BI: I have more stories coming up from AHOY’s delightful Project: Cryptid book. One of them is about a Capelobo. Capelobos look like giant hairy men with hooved feet and anteater heads. They are known for eating human brains and drinking our blood. My story is about a Capelobo named Ademir who likes to sing, signs a bad management contract, and unhappily finds himself doing lounge shows in Las Vegas.

FS: Do you have more tales from the world of Peculiar Island in your back pockets?

MR: Peculiar Island is Bryce’s creation, so I’ll let him answer that.
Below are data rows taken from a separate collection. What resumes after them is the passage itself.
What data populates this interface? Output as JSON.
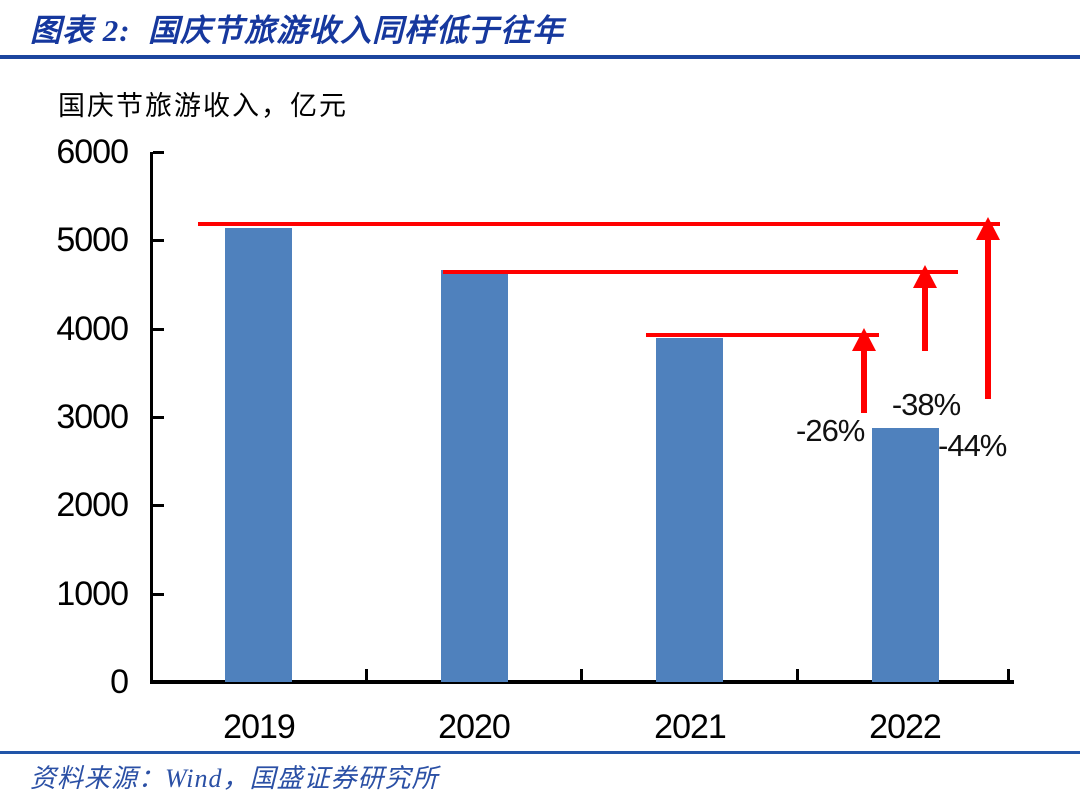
{
  "figure": {
    "title": "图表 2:  国庆节旅游收入同样低于往年",
    "source": "资料来源：Wind，国盛证券研究所"
  },
  "chart_data": {
    "type": "bar",
    "title": "国庆节旅游收入，亿元",
    "ylabel": "亿元",
    "categories": [
      "2019",
      "2020",
      "2021",
      "2022"
    ],
    "values": [
      5140,
      4665,
      3891,
      2872
    ],
    "ylim": [
      0,
      6000
    ],
    "yticks": [
      0,
      1000,
      2000,
      3000,
      4000,
      5000,
      6000
    ],
    "grid": false,
    "legend": false,
    "annotations": [
      {
        "label": "-26%",
        "vs_year": "2021",
        "ref_value": 3891
      },
      {
        "label": "-38%",
        "vs_year": "2020",
        "ref_value": 4665
      },
      {
        "label": "-44%",
        "vs_year": "2019",
        "ref_value": 5140
      }
    ]
  },
  "colors": {
    "title_blue": "#16389E",
    "rule_blue": "#1C459E",
    "bottom_rule_blue": "#2155A8",
    "source_blue": "#2B50A5",
    "bar_blue": "#4F81BD",
    "arrow_red": "#FF0000",
    "axis_black": "#000000"
  }
}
Would love to come back for My Bad Season 4, though, whatever island it takes place on.

BI: The Peculiar Islands are a land of magic and mystery. I’d love nothing more than to reveal additional secrets from this glorious territory in future seasons of My Bad. So please tell your friends and enemies to buy lots of copies (physical or digital) of Escape from Peculiar Island. That’s the best way to ensure we can continue producing this delightful My Bad nonsense.

FS: Can you tease anything about what we can expect later in the miniseries?

MR: Jamington Winthrop, having lost the rights to the Chandelier, takes up podcasting.

BI: Emperor King claims he wants to bake cookies with his hated enemy, the Chandelier. Seems sketchy.

FS: If you had one final pitch for the book, what would it be?

MR: This is maybe the season that expands the world of My Bad the most. It might also be the funniest. Plus, one lucky reader will win two million dollars.

BI: Our goal is to make My Bad the funniest comic book on the market. Please give it a read so you can tell us how horribly we’ve failed.

My Bad: Escape from Peculiar Island #1 is on sale now from AHOY Comics.

From the official issue description:

Unmasked and exposed, the crime-fighting Chandelier is finally defeated-by the IRS! Former US President John “Amazing” Adams assumes governorship of the tropical Peculiar Islands! Featuring a Zap-worthy “underground” incentive cover by Shannon Wheeler.